# [모듈 0.2] IMDB 리뷰 스크래치 (영문)

아래는 IMDB 데이터 셋(영문) 을 통하여 사용자 정의 데이터 셋을 생성하여, Pytorch 및 HF Trainer 를 통하여 훈련하는 것을 배웁니다.

주요 단계는 아래와 같습니다.
- 1. 데이터 IMDB 다운로드
- 2. 데이터 셋 준비
- 3. torch custome Dataset 생성
- 4. Fine-tuning with Trainer
- 5. Fine-tuning with native PyTorch



---
### 참고:
[Fine-tuning with custom datasets](https://huggingface.co/transformers/v3.2.0/custom_datasets.html)

# 1. 데이터 IMDB 다운로드

In [1]:
! wget http://ai.stanford.edu/~amaas/data/sentiment/aclImdb_v1.tar.gz
! tar -xf aclImdb_v1.tar.gz

--2022-07-11 11:46:05--  http://ai.stanford.edu/~amaas/data/sentiment/aclImdb_v1.tar.gz
Resolving ai.stanford.edu (ai.stanford.edu)... 171.64.68.10
Connecting to ai.stanford.edu (ai.stanford.edu)|171.64.68.10|:80... connected.
HTTP request sent, awaiting response... 200 OK
Length: 84125825 (80M) [application/x-gzip]
Saving to: ‘aclImdb_v1.tar.gz’


2022-07-11 11:46:08 (25.2 MB/s) - ‘aclImdb_v1.tar.gz’ saved [84125825/84125825]



In [2]:
from pathlib import Path

def read_imdb_split(split_dir):
    split_dir = Path(split_dir)
    texts = []
    labels = []
    for label_dir in ["pos", "neg"]:
        for text_file in (split_dir/label_dir).iterdir():
            texts.append(text_file.read_text())
            labels.append(0 if label_dir is "neg" else 1)

    return texts, labels

train_texts, train_labels = read_imdb_split('aclImdb/train')
test_texts, test_labels = read_imdb_split('aclImdb/test')

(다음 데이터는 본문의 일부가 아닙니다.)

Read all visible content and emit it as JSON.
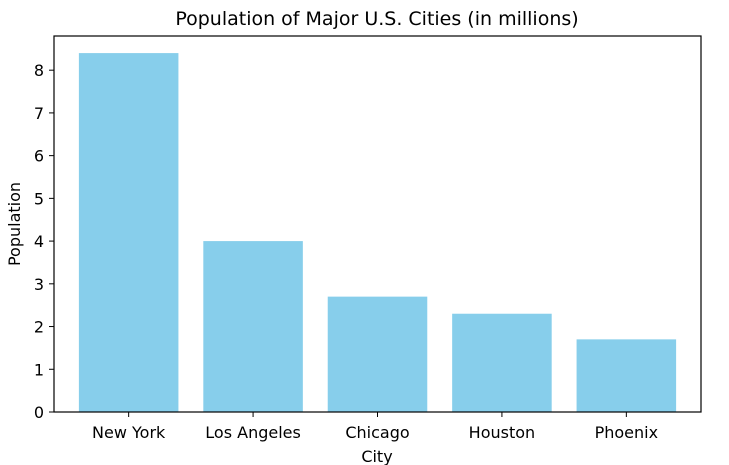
{
  "chart_data": {
    "type": "bar",
    "title": "Population of Major U.S. Cities (in millions)",
    "xlabel": "City",
    "ylabel": "Population",
    "categories": [
      "New York",
      "Los Angeles",
      "Chicago",
      "Houston",
      "Phoenix"
    ],
    "values": [
      8.4,
      4.0,
      2.7,
      2.3,
      1.7
    ],
    "ylim": [
      0,
      8.8
    ],
    "yticks": [
      0,
      1,
      2,
      3,
      4,
      5,
      6,
      7,
      8
    ],
    "grid": false,
    "legend": "none",
    "bar_color": "#87CEEB"
  }
}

  labels.append(0 if label_dir is "neg" else 1)


In [3]:
print(f"train texts length: {len(train_texts)} , Sample: {train_texts[0]}")
print(f"train labels length: {len(train_labels)} , Sample: {train_labels[0]}")

train texts length: 25000 , Sample: I really like this movie. Bozz is an ultra-cool, not to be intimidated soldier who does not want to go to war. His persona is similar in a way to Yossarian in Catch-22, Joseph Heller's classic novel about men and war. This film, however, is not set in a war zone, but in a pre-war combat prep training. This wonderful film is all about the sickening realization that the Vietnam war was a mistake and those men who were pegged to be sacrificed for a losing cause.<br /><br />Colin Farrell is brilliant as Bozz, a soldier who showed as much genuine love and compassion for his fellow soldier as he did disdain and irreverence for the establishment that was trying to kill him. Bozz is totally cool and non-plussed, testing and tweaking his military superiors, getting their goat at every opportunity. He is a Jesus Christ figure with a psychology degree, "saving" his fellow soldiers and showing the ones in genuine need, the way out of this man's army.<br /><br />

In [4]:
print(f"test texts length: {len(test_texts)} , Sample: {test_texts[0]}")
print(f"test labels length: {len(test_labels)} , Sample: {test_labels[0]}")

test texts length: 25000 , Sample: One of Starevich's earliest films made in France is possibly his only political satire. The story of The Frogs Who Wanted A King mirrors its title as a group of high "croakers" feel that democracy has gone flat so they demand a king from Jupiter to rule their land. When he sends down a stump, the frogs ask for another king, saying the stump is but "political timber." Jupiter sends down a hungry stork this time whose frog lusty eyes devour the town's residents. As the original "croaker" is about to slide down the stork's beak, he speaks his moral: "let well enough alone." This film features a few beautiful crowd scenes of dozens of puppet frogs. Starewicz tricks the audience into believing they are all moving at once by keeping the background in constant motion and animating only about six frogs or so at one time. The slightly corny dialogue and problems with lighting in a few places diminish the quality of repeat viewings, however its historical signi

# 2. 데이터 셋 준비

## 검증 데이터 셋 생성

In [5]:
from sklearn.model_selection import train_test_split
train_texts, val_texts, train_labels, val_labels = train_test_split(train_texts, train_labels, test_size=.2)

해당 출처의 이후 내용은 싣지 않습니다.